Messer and his wife Kristen who teaches second grade at Great Valley School were prepared to go on a spring trip to Southern California university campuses believing they were following the course that their 16 year-old was leaning toward.

But then she dropped a bombshell - at least from the perspective of her parents. She wanted to become a nurse. None of the Southern California universities they picked to check out offered nursing programs.

Kailin, though, had done her research. She found that the military offered $57,000 to pay for education if she joined them with the intent of becoming a nurse.

That didn’t sit too well with her mom who Messer said was emphatic that she “didn’t raise her daughter to join the military.”

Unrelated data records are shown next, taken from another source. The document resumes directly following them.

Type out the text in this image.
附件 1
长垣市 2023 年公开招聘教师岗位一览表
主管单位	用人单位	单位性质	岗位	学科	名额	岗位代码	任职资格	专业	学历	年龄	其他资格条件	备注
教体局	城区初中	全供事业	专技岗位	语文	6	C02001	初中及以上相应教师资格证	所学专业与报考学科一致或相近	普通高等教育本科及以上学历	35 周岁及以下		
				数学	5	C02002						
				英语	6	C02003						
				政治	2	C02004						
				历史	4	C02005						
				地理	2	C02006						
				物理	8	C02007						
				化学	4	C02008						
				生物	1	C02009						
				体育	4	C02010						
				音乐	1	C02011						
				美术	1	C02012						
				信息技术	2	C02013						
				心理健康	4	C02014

The 16-year-old researched and found that Delta College in her own back yard had one of the best nursing programs around. She made an appointment on her own to talk to a counselor there and discovered many of the college prep course she was taking in math and sciences to get into a prestigious four year school weren’t what were required to gain entrance into a nursing program.

So for her senior year she scrambled to switch classes and tried to get into a work program in the nursing field. But her home school district of Lincoln Unified School District in north Stockton didn’t offer it. Her parents then worked to get her into the program at Doctors Hospital of Manteca where she could get some practical experience so she could be sure 100 percent that nursing was the right career for her.
“Parents need to be real,” Messer said. “They need to sit down with their kids and have a serious discussion with them about what career they want to pursue.”

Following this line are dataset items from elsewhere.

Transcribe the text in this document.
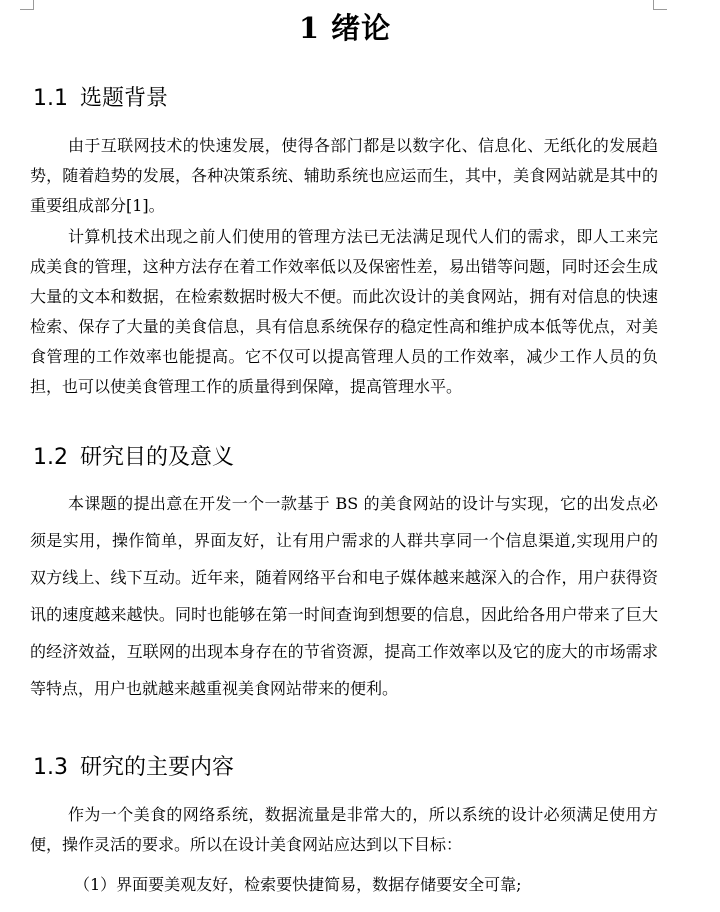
1 绪论
1.1 选题背景

由于互联网技术的快速发展，使得各部门都是以数字化、信息化、无纸化的发展趋势，随着趋势的发展，各种决策系统、辅助系统也应运而生，其中，美食网站就是其中的重要组成部分[1]。

计算机技术出现之前人们使用的管理方法已无法满足现代人们的需求，即人工来完成美食的管理，这种方法存在着工作效率低以及保密性差，易出错等问题，同时还会生成大量的文本和数据，在检索数据时极大不便。而此次设计的美食网站，拥有对信息的快速检索、保存了大量的美食信息，具有信息系统保存的稳定性高和维护成本低等优点，对美食管理的工作效率也能提高。它不仅可以提高管理人员的工作效率，减少工作人员的负担，也可以使美食管理工作的质量得到保障，提高管理水平。

1.2 研究目的及意义

本课题的提出意在开发一个一款基于 BS 的美食网站的设计与实现，它的出发点必须是实用，操作简单，界面友好，让有用户需求的人群共享同一个信息渠道,实现用户的双方线上、线下互动。近年来，随着网络平台和电子媒体越来越深入的合作，用户获得资讯的速度越来越快。同时也能够在第一时间查询到想要的信息，因此给各用户带来了巨大的经济效益，互联网的出现本身存在的节省资源，提高工作效率以及它的庞大的市场需求等特点，用户也就越来越重视美食网站带来的便利。

1.3 研究的主要内容

作为一个美食的网络系统，数据流量是非常大的，所以系统的设计必须满足使用方便，操作灵活的要求。所以在设计美食网站应达到以下目标：

（1）界面要美观友好，检索要快捷简易，数据存储要安全可靠;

It’s a talk, Messer said, that should be done in the seventh or eighth grade so their high school class selections can help them gain entrance into either a vocation school or a four-year college they need to get to where they want to go.

It also would allow their students to explore the career they are interested in either through possible job shadowing or a work experience program. Messer noted there are people who often believe they are making the perfect career choice who then go to college for four or more years only to  find out when they land their “dream job” it isn’t what they really want to do.

At the same time Messer said schools need to not just emphasis the four-year college track.

“It’s important that schools offer choices that can help students beyond high school,” Messer said.

“We’re failing students if we don’t prepare them for things just besides going to a four-year college.”